RESEARCH-BASED ADS, DIRECT MAIL, MOVE VOTERS

Citizens today are increasingly reluctant to sign up for any sort of tax increase, even when the money is destined to support improvements in communities. Yet, for a recent ballot initiative in the Tampa, Fla. area, business leaders were able to get an initiative passed with the help of a communications effort stressing exactly where the money would be spent.

Local government officials and business leaders in Hillsborough County, Fla. hoped to convince citizens to vote for a sales tax increase to fund improvements in schools, roads and construction of a new stadium for the local National Football League team, the Tampa Bay Buccaneers.

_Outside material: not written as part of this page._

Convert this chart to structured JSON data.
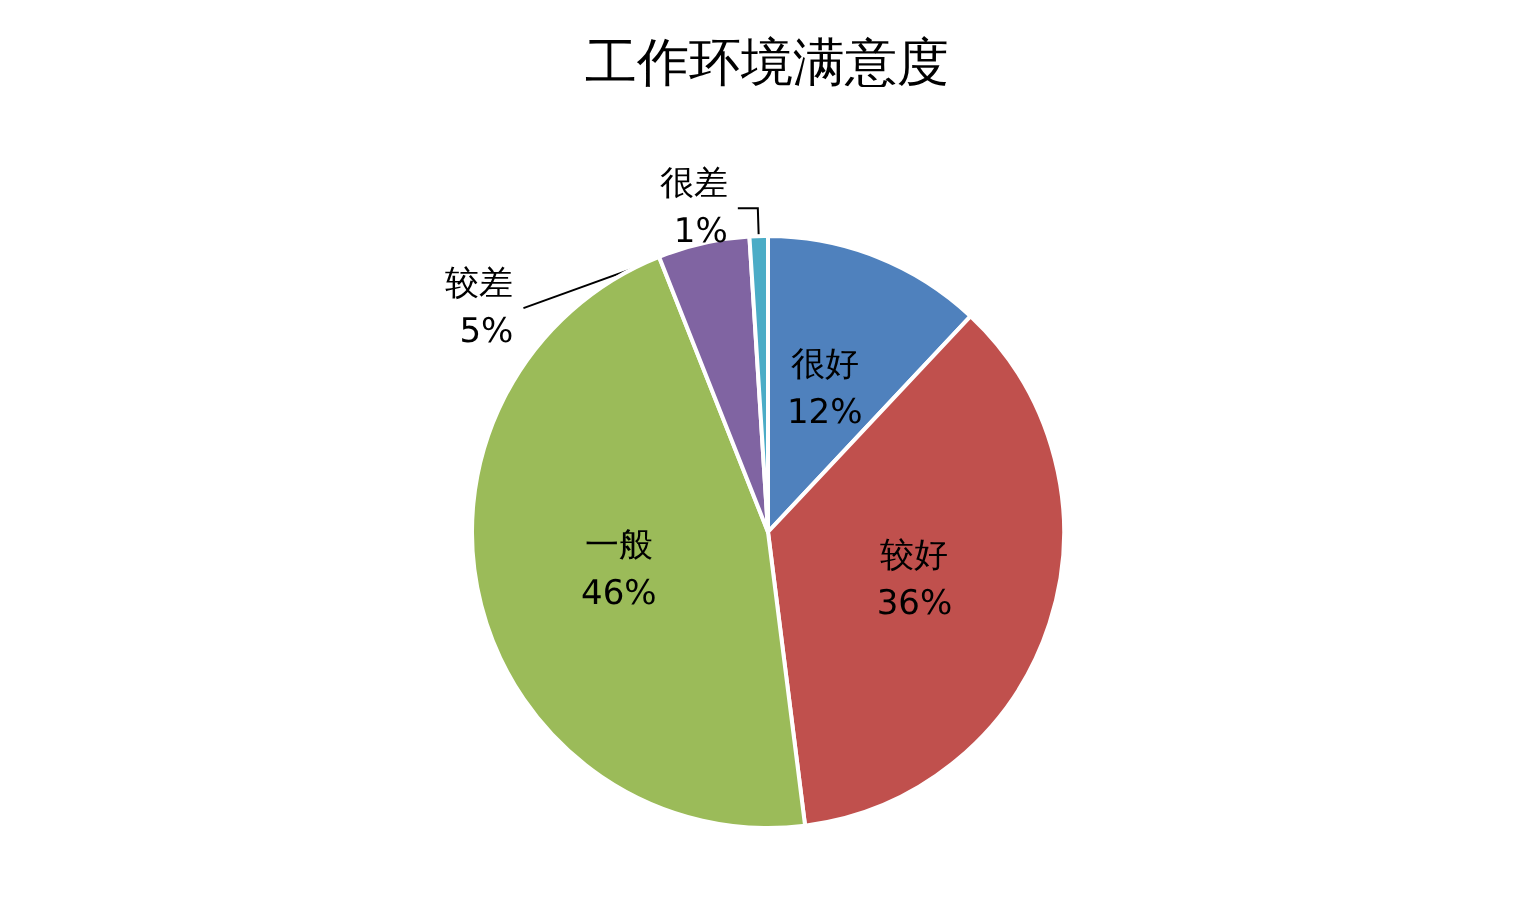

When the passage of the sales tax ballot initiative appeared in jeopardy during the summer of 1996, a business political action committee, the Fund for Community Investment, retained Austin, Texas-based public affairs firm Public Strategies Inc. to help communicate the initiative's merits to the voting populace. The fund was supported by area businesses, such as NationsBank Corp. [NB], and the owner of the Buccaneers.

Although the stadium funding accounted for only about 12 percent of the money generated by a new tax, many were concerned about use of public money for a stadium--even though it would be owned by the government, rather than by the team. A milestone in the effort was reached when representatives of the football team and government leaders reached an agreement whereby the team gave control of the proposed stadium to the city of Tampa and the County. Reaching this agreement was the key to gaining enough support for the tax proposition to be placed on the ballot for September 1996, said Jeff Eller, a former Clinton White House communications staffer now a senior vice president at Public Strategies.

Polling Data Aided

Early in the planning, Public Strategies executives learned that they would have to overcome a wary populace if the ballot initiative was to have a chance at the polls. Many voters in Florida remembered earlier claims--since proved wrong--that all money from the state's lottery would be used to fund education.

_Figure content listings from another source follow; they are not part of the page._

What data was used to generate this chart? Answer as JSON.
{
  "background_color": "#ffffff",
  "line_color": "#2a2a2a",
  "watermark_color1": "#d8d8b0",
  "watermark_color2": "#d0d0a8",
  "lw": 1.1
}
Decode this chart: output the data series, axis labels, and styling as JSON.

A poll of voters in July--two months before the vote--showed that voters would support a tax increase only if the benefits were shown to be "community-wide," said Eller. Clearly, if the initiative was seen only as a stadium vote, it would not pass.

Given voters' skepticism, the team working to promote the sales tax increase realized that they would have to emphasize very specifically the projects that tax monies would fund. The plan was to name specific projects--such as a notorious highway intersection--as well as to spell out overall percentages earmarked for various infrastructure categories (i.e. highways, schools). For example, voters were told that the proposed new stadium was to receive only 11.7 percent of the tax money raised.

Direct Mail and Ads

Public Strategies executives chose to get a message out to the public via direct mail and television advertising.

With voter turnout predicted to be about 150,000, the team executed a direct mail effort in the final weeks of the campaign to reach about one-half--75,000--of the likely voters. Polling data showed that about 17 percent of voters were "persuadable," said Eller.

These voters had concerns about the tax, especially the stadium funding, but the measure covered enough other community improvements, such as schools, that they would be willing to support it, i reluctantly.

A second direct mail effort was planned about one week before the vote, but because of limited funds, this money was spent instead to saturate local TV with ads supporting the tax increase. Like the direct mail, the ads stressed the specifics the measure would fund.

Measure Wins Comfortably

Prior to the Sept. 3 vote, Eller was hoping that the measure would win, with between 51 and 52 percent of voters in support. The outcome was slightly better--about 53 percent in favor and 47 percent opposed. Eller believes a high voter turnout, 50,000 more than expected, contributed to the margin.

Offering his assessment of why the communications effort succeeded, Eller said, "I think we had two good tactical things that helped us win this race--some really specific polling data that let us construct ballot language that could pass, and the focus groups" that helped in the selection of the most compelling advertisements (see sidebar, this page).

(Fund for Community Investment, c/o Hinks Shimberg, 813/254-7567, ext. 227; Public Strategies Inc., 512/432-1910)

Scrolling Text Ad Listing Specifics Was Key

When a business-supported political action committee in the Tampa, Fla., area sought to build support for a sales tax increase to fund infrastructure improvements, the group knew it faced a public averse to tax hikes, and skeptical of claims about where the money would go.

To address these concerns, Public Strategies Inc., Austin, Texas, the public affairs firm working on the ballot campaign, crafted a low-key television ad. The no-nonsense ad featured scrolling text that listed, line by line, the specific projects for which money would go. Focus group testing showed the ad was popular with voters in favor of the measure, as well as with those who did not support the initiative.

This ad was used to flood the airwaves for the six final days leading up to the vote. On average, each voting adult in the area saw the ad at least 10 times during this period, said Eller, a senior vice president at Public Strategies. Because there was no advertising by the interests in opposition to the ballot item, the heavy saturation plan apparently pushed the vote in favor of the measure. "This was a positive spot. There was no organized paid opposition. Nothing moves voters like positive TV [running unopposed]," said Eller.